The liberal media adopts this band of no-hopers as they do every left-wing group and every Marxist idea. Each story places a positive spin by casting these mobs in the roles as victims of freedom and loveable-losers in life’s lottery, not as the losers they are. They refer to them as peaceful demonstrators instead of rioters, while Tea Partiers suffer demonization and derision with nearly every report painting them as radical extremists.
This administration and their fellow Democrats use the OWS protests to deflect criticism and cast blame for the failure of their big-government programs. Economically unsophisticated and uneducated protesters are unaware their real enemies are in the White House and Congress.
Obama and his “tax-paying-challenged”, Treasury Secretary, Timothy Geithner, demanded bailouts of Wall Street, financial institutions, and corporations.
When Democrats took control of Congress January 4, 2007, the national debt stood at $8.67 trillion. It now stands near $15 trillion. Unemployment was 4.6%; it is now over 9%. The Republican-led House of Representatives passes jobs bills and they remain in Harry Reid’s big, ho-hum basket. The enemies to job creation are obvious.
The rioter’s rant of “corporate and personal greed” is laughable.
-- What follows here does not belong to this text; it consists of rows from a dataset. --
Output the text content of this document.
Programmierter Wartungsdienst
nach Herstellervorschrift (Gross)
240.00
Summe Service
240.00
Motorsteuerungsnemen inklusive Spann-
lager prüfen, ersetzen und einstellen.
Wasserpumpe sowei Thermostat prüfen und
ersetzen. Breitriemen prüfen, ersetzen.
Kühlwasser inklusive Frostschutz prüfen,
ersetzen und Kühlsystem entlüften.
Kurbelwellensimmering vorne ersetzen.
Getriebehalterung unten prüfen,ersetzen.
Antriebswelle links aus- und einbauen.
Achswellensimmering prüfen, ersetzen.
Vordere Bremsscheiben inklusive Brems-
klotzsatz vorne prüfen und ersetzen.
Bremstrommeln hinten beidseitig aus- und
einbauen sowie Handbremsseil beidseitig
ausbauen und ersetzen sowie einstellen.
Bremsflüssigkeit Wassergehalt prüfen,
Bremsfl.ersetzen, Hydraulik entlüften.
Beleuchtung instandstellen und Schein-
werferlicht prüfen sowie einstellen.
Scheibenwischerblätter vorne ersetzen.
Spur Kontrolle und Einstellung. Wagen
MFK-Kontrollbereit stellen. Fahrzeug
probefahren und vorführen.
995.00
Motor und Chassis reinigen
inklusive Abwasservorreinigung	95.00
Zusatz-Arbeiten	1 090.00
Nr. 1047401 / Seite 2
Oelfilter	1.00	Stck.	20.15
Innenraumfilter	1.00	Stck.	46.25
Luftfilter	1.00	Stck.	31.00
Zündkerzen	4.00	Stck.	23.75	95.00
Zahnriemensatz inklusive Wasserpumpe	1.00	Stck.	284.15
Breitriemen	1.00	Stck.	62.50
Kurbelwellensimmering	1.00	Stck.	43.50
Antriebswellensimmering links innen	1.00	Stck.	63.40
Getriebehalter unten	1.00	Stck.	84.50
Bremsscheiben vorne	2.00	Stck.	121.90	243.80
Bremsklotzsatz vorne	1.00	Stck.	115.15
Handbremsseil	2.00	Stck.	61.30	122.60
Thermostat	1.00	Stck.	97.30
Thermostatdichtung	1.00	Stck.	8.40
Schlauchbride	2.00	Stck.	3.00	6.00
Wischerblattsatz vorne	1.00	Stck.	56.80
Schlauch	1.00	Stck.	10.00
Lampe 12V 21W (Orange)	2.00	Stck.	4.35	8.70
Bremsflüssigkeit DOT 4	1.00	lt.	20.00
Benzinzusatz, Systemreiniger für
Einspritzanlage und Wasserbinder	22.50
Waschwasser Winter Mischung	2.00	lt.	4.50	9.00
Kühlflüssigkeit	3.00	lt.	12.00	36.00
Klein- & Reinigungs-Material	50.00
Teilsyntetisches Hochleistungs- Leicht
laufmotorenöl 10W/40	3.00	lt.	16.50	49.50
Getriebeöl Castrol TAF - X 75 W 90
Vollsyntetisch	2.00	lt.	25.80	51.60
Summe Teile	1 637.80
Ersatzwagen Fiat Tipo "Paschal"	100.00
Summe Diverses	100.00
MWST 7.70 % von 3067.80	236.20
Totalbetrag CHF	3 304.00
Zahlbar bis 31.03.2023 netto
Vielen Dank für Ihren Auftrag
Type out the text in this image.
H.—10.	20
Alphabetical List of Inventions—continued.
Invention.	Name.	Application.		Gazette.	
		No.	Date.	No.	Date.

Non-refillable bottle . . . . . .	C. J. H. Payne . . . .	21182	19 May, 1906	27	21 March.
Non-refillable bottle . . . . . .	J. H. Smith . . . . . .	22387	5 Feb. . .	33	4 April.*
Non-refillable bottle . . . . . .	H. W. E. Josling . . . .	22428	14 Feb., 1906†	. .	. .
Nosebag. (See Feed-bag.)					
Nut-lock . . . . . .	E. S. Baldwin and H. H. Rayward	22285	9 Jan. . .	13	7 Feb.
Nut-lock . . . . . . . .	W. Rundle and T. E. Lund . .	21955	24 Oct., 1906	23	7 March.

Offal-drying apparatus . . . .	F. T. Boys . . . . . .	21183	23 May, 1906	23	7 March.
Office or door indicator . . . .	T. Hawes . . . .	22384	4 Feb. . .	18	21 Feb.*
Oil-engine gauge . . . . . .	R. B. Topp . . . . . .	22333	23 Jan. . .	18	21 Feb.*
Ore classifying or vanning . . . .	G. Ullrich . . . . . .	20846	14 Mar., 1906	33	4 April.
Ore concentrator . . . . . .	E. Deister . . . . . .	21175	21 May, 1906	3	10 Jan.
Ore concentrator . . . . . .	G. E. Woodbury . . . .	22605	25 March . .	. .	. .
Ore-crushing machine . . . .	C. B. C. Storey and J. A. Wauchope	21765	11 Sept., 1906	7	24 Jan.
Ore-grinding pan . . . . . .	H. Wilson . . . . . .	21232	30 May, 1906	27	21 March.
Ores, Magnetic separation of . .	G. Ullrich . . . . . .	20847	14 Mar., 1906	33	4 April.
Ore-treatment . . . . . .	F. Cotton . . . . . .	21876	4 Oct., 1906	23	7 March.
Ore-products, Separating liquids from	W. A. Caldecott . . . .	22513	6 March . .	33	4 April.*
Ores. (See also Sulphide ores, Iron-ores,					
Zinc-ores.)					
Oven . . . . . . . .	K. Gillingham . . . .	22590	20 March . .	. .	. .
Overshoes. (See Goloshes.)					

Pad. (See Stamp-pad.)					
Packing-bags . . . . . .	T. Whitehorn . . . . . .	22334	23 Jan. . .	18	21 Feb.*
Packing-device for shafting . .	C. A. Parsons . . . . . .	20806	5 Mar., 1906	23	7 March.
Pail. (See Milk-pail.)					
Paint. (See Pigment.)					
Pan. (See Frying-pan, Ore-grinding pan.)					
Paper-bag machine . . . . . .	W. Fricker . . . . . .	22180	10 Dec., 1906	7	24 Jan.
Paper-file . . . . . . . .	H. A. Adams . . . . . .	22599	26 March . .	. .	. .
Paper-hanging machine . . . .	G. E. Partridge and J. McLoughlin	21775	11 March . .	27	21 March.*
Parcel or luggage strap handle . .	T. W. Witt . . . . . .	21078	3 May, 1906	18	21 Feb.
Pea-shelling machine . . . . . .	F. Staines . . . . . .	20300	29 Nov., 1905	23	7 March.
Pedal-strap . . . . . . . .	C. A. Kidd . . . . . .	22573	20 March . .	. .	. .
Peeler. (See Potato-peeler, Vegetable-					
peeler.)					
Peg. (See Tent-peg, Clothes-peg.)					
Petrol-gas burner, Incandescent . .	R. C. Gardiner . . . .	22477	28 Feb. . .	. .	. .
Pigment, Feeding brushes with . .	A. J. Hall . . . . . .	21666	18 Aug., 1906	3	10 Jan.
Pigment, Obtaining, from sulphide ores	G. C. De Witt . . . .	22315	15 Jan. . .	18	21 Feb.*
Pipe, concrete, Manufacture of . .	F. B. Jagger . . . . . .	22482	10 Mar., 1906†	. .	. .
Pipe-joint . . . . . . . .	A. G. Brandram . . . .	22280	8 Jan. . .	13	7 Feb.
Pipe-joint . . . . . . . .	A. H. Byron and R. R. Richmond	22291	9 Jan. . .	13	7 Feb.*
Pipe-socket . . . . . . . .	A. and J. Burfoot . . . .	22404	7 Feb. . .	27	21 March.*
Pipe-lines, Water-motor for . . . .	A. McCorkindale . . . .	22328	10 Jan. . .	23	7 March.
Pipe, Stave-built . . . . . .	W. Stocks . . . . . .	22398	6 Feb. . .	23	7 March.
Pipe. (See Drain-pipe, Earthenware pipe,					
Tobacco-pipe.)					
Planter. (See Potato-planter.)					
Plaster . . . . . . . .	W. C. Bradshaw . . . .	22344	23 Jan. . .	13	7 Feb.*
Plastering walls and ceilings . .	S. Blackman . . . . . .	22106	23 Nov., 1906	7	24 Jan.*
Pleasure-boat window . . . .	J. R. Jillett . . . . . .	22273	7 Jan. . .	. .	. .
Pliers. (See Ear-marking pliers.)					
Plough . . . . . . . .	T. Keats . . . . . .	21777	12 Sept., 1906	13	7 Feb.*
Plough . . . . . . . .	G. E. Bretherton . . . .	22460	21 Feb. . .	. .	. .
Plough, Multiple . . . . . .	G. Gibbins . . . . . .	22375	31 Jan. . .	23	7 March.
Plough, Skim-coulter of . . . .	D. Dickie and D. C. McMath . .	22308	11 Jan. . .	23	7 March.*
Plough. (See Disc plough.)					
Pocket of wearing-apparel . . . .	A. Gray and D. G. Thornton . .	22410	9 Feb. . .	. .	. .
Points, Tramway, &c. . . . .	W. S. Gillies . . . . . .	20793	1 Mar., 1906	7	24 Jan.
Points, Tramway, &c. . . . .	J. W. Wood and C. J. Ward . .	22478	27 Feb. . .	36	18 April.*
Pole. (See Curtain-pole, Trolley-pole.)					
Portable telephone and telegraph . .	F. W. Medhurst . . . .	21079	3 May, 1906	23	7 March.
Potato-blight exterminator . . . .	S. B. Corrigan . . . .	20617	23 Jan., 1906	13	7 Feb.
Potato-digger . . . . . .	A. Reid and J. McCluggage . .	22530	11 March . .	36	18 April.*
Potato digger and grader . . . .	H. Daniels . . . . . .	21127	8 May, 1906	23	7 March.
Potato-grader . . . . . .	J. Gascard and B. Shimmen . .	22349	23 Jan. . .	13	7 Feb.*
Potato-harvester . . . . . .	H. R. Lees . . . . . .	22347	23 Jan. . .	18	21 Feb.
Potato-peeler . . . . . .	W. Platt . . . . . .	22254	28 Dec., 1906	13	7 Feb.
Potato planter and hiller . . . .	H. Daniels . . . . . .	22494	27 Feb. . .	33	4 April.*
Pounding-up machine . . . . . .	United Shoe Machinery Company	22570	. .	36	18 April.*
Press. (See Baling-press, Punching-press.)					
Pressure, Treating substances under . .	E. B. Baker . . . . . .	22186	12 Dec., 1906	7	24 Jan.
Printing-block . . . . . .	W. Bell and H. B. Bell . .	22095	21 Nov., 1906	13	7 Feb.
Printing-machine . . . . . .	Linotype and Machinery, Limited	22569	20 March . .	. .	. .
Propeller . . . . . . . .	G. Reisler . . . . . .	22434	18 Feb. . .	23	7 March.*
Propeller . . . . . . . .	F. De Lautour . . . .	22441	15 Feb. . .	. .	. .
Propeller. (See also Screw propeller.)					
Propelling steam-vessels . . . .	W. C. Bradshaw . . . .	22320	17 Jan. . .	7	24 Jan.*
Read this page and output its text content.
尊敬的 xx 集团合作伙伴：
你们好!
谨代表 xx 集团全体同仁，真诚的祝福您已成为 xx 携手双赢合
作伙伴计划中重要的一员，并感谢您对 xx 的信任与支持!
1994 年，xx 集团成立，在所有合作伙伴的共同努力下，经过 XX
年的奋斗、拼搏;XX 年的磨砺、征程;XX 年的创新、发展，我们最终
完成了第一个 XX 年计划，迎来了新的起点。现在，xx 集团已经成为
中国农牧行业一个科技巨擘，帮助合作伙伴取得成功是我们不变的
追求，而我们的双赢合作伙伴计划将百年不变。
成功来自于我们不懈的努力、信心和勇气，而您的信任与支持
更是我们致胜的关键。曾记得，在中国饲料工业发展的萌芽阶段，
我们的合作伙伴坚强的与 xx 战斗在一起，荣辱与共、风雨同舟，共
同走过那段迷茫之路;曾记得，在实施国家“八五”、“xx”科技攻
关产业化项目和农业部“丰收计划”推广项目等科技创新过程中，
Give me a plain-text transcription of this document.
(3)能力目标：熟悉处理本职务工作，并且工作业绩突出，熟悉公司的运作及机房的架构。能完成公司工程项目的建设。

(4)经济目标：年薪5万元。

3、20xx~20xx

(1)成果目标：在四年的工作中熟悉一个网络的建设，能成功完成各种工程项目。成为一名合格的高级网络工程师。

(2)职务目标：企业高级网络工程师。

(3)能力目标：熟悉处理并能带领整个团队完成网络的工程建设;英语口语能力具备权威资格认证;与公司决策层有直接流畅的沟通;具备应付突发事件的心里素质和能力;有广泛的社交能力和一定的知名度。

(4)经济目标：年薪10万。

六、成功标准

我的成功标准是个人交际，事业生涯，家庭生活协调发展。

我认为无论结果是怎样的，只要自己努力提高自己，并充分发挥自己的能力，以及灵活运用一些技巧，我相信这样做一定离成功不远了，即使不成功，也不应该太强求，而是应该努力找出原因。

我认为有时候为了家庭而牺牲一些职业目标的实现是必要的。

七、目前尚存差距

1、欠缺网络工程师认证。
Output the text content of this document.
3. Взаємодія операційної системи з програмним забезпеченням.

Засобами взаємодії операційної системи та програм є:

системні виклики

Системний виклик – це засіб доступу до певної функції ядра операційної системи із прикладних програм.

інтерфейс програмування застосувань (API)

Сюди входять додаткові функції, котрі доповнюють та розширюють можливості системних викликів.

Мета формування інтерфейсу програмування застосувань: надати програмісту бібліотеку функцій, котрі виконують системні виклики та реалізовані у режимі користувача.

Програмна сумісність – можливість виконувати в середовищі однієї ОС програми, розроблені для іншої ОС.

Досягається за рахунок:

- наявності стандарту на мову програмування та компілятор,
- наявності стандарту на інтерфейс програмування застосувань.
These losers want a seat at America’s buffet and learned from early childhood an entitlement to anything that others have earned. Their incessant whining about their own shortcomings and then clambering for the income and wealth of others is the very epitome of greed. An ideology of victimhood and small-minded bitterness drives these people, fueled and sparked by a lifetime indoctrination to place all their eggs in mega-government’s basket.
When these OWS groups stand at the bottom of life’s ladder, looking upward at those who worked hard, made good decisions, and climbed to the height of their abilities, they feel nothing but envy and hatred. It’s easier for losers to ask Daddy Government for food, clothing, shelter, and education, and Nanny Government to kiss their booboos and tell them how wonderful they are. It is time for Daddy and Nanny to declare, “The free ride is over.” Now is the time for an attitude adjustment. Get out, get to work, and personally experience the joys and hardships of life; in other words, grow up. Wasting time standing on the street corner of life with your hand out, doesn’t make one worthy, it makes one a leech on the back of society.